Let S be a set contained in the domain of the function f. Then,
{ f(x) | x in S }​
is a set.

If f can be represented as a set of ordered pairs, then you can prove this from the other axioms; it's needed for those cases when you do not yet know if f has such a representation.

But even this is overkill for the type of application you're talking about: if you have an injective map f:S --> T, it's easy enough to construct a new set T' by replacing everything in the image of f with its preimage in S. If S and T have additional structure (like a field structure), it's easy enough to invoke f to build the corresponding additional structure on T'.
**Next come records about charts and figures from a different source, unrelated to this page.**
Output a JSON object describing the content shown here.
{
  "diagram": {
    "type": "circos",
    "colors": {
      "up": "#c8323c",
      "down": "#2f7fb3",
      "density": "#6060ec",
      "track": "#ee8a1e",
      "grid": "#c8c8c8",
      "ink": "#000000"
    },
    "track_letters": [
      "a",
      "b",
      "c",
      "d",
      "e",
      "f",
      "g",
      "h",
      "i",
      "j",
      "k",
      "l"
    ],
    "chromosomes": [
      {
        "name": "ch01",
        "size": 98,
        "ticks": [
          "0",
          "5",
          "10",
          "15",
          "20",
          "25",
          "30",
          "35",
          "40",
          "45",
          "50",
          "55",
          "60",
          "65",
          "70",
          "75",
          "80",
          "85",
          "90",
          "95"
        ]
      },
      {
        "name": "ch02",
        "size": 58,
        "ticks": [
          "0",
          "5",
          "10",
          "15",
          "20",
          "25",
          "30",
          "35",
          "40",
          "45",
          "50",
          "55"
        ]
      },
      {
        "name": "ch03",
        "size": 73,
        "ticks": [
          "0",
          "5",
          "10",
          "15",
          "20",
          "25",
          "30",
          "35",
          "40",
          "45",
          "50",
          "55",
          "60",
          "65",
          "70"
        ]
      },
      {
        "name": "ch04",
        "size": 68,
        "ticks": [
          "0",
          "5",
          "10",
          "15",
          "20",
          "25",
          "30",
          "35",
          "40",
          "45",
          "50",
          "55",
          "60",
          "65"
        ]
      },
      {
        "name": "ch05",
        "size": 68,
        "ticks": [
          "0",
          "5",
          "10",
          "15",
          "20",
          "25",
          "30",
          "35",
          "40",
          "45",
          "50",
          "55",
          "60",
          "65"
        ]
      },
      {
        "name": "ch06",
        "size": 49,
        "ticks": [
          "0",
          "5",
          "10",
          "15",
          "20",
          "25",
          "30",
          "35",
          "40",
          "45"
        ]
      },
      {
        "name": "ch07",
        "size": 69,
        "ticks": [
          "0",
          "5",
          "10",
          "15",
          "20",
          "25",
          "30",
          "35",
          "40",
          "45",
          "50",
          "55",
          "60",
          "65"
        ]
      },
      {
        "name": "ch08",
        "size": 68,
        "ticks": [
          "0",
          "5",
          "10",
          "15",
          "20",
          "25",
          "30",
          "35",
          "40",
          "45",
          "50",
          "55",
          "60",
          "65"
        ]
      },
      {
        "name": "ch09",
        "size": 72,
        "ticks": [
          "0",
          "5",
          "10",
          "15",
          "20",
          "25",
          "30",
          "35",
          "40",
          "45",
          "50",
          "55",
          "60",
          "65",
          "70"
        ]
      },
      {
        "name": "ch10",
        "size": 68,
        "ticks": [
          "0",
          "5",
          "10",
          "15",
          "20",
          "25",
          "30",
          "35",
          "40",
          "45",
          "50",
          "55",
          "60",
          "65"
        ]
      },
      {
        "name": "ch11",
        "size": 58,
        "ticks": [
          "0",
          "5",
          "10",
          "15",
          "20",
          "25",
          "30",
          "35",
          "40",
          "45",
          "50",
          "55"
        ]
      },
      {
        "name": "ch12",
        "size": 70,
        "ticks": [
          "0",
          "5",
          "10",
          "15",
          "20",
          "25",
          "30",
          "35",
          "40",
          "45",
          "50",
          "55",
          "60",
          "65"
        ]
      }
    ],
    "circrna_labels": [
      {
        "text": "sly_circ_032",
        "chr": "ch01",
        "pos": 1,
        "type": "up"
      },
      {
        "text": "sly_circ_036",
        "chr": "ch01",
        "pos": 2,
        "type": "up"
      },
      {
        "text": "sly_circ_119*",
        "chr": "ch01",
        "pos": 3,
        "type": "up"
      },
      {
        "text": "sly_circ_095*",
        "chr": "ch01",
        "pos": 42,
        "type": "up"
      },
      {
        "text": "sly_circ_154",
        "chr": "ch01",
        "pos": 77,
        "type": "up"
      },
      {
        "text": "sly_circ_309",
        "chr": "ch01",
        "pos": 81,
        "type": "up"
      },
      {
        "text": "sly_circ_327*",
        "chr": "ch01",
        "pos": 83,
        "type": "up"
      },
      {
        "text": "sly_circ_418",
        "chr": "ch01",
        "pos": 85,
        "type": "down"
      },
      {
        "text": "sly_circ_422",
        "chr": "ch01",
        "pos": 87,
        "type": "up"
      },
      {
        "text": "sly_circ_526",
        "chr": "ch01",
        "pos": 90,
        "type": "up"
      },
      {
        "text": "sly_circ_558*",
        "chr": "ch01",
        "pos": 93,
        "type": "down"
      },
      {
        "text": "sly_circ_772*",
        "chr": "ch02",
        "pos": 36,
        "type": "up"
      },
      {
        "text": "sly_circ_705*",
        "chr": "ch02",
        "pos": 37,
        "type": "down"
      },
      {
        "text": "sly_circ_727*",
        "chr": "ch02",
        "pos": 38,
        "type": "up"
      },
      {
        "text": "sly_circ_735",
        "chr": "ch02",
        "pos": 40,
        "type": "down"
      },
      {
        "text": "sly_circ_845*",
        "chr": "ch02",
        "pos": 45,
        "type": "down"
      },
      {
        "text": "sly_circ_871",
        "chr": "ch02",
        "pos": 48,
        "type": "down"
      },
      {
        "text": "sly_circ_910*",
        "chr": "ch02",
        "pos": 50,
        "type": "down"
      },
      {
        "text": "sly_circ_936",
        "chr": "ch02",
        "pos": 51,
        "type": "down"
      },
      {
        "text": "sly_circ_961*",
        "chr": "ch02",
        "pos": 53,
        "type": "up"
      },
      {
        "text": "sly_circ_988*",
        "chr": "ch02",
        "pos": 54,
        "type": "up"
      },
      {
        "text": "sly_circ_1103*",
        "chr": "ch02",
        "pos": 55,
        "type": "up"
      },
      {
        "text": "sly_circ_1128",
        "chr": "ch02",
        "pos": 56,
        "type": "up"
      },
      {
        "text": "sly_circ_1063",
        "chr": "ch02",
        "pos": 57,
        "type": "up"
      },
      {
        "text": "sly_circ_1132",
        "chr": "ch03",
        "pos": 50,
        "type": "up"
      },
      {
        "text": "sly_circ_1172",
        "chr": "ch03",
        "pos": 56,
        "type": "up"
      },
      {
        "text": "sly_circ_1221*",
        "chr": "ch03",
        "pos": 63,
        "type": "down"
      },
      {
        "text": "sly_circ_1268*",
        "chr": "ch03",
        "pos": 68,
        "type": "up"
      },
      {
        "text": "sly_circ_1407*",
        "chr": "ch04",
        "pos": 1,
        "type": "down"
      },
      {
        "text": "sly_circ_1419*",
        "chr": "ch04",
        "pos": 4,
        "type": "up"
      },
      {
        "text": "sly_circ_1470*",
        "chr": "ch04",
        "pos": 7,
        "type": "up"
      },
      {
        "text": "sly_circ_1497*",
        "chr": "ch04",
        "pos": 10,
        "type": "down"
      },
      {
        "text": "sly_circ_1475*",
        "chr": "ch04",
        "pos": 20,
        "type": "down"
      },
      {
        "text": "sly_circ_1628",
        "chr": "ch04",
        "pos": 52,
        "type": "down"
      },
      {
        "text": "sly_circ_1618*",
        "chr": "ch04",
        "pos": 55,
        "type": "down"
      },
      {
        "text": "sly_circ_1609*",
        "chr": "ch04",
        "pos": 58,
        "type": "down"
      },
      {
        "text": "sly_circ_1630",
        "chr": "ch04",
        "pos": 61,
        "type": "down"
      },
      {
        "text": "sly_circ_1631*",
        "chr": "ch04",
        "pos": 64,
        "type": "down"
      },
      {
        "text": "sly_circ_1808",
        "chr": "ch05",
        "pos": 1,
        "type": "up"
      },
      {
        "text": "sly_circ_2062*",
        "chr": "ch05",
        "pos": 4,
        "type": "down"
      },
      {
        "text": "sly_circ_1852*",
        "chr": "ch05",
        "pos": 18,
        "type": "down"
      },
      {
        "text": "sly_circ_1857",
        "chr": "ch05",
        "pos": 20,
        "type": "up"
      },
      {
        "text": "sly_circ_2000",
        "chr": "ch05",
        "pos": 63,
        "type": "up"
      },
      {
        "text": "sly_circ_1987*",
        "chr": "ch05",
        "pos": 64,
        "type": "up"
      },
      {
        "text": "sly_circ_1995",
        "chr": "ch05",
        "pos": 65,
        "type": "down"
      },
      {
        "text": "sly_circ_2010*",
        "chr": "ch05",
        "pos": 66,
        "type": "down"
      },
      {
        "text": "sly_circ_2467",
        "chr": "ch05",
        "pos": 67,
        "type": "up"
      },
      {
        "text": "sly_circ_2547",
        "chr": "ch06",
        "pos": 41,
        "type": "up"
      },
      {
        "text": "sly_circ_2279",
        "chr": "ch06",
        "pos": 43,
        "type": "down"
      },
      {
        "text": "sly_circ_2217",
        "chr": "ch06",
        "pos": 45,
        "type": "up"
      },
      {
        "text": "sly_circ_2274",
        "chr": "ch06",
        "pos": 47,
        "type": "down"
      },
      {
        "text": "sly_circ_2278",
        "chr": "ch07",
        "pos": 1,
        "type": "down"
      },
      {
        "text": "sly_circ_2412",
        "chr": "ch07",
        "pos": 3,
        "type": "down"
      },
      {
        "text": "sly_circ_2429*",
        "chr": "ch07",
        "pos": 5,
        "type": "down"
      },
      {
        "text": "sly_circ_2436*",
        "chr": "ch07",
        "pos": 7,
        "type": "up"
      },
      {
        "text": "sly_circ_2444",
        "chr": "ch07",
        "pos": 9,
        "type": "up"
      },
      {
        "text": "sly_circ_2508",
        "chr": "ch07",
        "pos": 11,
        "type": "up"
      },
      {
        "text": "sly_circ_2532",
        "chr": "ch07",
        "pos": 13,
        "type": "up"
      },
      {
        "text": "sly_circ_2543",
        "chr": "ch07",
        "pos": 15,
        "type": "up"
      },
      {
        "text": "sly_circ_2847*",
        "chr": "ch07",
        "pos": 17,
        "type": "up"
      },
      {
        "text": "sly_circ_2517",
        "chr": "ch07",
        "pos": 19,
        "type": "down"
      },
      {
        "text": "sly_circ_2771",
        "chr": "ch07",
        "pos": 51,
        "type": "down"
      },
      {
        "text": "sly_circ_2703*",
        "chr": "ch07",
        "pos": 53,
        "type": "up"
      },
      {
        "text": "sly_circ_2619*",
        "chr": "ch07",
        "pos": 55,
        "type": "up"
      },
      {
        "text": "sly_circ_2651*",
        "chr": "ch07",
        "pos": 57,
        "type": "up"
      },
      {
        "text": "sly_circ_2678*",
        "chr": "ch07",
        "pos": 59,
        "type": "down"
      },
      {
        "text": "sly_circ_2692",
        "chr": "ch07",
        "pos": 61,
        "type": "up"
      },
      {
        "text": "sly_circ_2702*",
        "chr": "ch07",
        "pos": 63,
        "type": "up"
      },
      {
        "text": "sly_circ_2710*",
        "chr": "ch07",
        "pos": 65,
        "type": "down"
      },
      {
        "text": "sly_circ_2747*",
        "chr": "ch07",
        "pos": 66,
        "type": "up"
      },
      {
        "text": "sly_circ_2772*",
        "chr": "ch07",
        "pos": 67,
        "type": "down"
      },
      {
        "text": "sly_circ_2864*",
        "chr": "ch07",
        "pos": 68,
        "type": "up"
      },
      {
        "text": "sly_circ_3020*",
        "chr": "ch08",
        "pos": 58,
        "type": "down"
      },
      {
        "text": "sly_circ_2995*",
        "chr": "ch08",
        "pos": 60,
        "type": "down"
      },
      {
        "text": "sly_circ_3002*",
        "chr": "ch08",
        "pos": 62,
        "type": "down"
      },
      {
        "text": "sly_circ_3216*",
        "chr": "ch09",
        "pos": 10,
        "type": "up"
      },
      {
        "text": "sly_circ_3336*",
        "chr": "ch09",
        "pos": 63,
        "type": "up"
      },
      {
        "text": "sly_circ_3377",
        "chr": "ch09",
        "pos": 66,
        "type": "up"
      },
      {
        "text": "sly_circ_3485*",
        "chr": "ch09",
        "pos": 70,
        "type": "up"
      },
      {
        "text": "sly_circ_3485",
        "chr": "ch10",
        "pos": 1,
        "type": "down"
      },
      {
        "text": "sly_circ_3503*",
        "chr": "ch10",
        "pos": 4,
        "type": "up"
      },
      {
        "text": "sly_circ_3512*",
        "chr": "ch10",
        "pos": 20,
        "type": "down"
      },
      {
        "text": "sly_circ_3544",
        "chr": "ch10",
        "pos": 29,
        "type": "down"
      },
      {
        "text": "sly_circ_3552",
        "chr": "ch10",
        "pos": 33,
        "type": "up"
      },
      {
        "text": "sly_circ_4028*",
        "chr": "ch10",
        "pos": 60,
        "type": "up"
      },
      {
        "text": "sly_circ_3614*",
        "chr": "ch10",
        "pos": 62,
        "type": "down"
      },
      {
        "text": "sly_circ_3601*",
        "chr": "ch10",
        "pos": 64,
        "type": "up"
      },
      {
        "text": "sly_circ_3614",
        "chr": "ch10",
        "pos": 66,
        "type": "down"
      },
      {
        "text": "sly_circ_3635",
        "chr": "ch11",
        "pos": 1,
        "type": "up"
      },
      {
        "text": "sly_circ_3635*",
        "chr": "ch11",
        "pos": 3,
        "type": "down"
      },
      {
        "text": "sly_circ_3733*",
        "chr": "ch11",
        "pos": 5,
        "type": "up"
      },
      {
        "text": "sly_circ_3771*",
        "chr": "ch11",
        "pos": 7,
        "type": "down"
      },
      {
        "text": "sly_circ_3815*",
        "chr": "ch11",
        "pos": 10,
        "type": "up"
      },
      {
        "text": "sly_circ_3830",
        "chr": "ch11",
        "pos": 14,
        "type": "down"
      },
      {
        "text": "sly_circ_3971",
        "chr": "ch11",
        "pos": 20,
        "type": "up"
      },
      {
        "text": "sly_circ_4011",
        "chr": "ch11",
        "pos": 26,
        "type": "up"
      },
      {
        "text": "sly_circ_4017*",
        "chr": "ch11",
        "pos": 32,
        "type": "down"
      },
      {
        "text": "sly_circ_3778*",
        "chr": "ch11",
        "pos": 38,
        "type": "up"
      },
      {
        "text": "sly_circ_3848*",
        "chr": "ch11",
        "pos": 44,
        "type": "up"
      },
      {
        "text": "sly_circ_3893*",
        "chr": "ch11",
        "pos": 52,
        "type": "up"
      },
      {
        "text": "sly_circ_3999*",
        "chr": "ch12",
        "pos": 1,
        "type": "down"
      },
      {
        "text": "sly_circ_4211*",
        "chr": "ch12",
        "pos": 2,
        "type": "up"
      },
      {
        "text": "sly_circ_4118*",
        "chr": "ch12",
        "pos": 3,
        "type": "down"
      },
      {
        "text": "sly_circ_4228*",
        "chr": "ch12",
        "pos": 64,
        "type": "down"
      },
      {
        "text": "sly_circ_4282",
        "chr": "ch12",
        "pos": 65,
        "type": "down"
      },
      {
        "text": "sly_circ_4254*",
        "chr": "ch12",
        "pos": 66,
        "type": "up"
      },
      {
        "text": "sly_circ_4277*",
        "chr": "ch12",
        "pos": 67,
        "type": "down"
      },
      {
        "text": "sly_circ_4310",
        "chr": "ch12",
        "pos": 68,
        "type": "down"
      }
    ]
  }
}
Incidentally, it is often more convenient to study injective maps f:S-->T rather than the subsets of T. In particular, to define a field extension of K as a homomorphism K --> L, rather than as a field L that contains K as a subset. IMHO, the style of set theoretic proofs seems to put too much emphasis on identity.

10. May 28, 2007

### AKG

But there's no significant difference in terms of the algebraic structure. Suppose G is the field that's isomorphic to the extension that's desired. This means that there's some subset F' of G that's isomorphic to F. In your mind, create a new field G' which is the same as G except the elements in F' are replaced with their corresponding elements in F, with the field operations acting on the elements of F as they would on their counterparts in F'.